A search on worldometers.info, a digital media company that publishes world statistics, will show you that the new cases of Covid-19 in Uganda are going down.
From reaching more than 700 new cases a day sometime in December 2020, we have been registering less than 50 cases a day this week, with only eight cases being registered on Tuesday, February 16.
Whereas Health minister Jane Ruth Aceng attributes the decline to the normal trend of a pandemic, Dr Nathan Onyaci, the director of Masaka Hospital, says people could have developed natural immunity to coronavirus.
Experts offer varying explanations for the decline in Covid-19 cases.
Uganda reached the peak of the pandemic between November 2020 and early January 2021 and this “represented the close of the first wave of the pandemic,” according to Dr Aceng.
Uganda is slowly but surely flattening the Covid-19 curve. It has been a year of cancelled events, economic challenges and stress. But now is not the time to become complacent about the progress. As has been the case world over, second waves have been registered, sometimes even deadlier than the first.
Europe witnesses a second wave that saw total lockdowns return in some countries, including Germany, the UK and Netherlands.
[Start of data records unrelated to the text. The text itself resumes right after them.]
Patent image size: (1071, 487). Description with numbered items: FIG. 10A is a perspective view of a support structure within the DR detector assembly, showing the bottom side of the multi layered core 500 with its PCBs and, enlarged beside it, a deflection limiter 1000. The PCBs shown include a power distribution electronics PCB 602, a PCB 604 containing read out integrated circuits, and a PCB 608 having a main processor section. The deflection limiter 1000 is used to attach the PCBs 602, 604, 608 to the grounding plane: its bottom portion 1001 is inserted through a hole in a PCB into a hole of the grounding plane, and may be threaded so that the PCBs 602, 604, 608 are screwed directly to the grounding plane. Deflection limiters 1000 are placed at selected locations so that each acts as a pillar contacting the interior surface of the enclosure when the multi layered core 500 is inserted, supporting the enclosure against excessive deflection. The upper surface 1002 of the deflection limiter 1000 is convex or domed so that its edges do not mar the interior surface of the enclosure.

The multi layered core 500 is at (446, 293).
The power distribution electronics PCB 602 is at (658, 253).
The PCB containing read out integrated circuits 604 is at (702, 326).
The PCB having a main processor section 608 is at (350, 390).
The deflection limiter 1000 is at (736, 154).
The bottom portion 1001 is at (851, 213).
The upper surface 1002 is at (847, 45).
The US in its second wave towards the end of 2020 witness a dramatic increase of Covid-19 cases, with about 300,000 new cases and more than 4,000 deaths recorded daily.
South Africa was recently ravaged by a second wave caused by a more contagious variant that led to more severe cases, stretching the healthcare system to the limit.
Most of these second waves emerged after the countries thought the worst was behind them. Ugandans are already celebrating that Covid-19 cases have dramatically gone down despite the prediction by scientists that cases would go up after last month’s elections.
The country is also preparing for learners to go back to school as government eases even more Covid-19 restrictions.
This is on the heels of the news that Uganda will be importing Covid-19 vaccines, and there is a likelihood that we could get a local vaccine with the later undergoing clinical trials.
We are finally beginning to see light at the end of the tunnel. But despite the achievements in reducing the number of new Covid-19 cases, now is not the time to lower guard.
Let us continue social distancing, washing hands and wearing masks.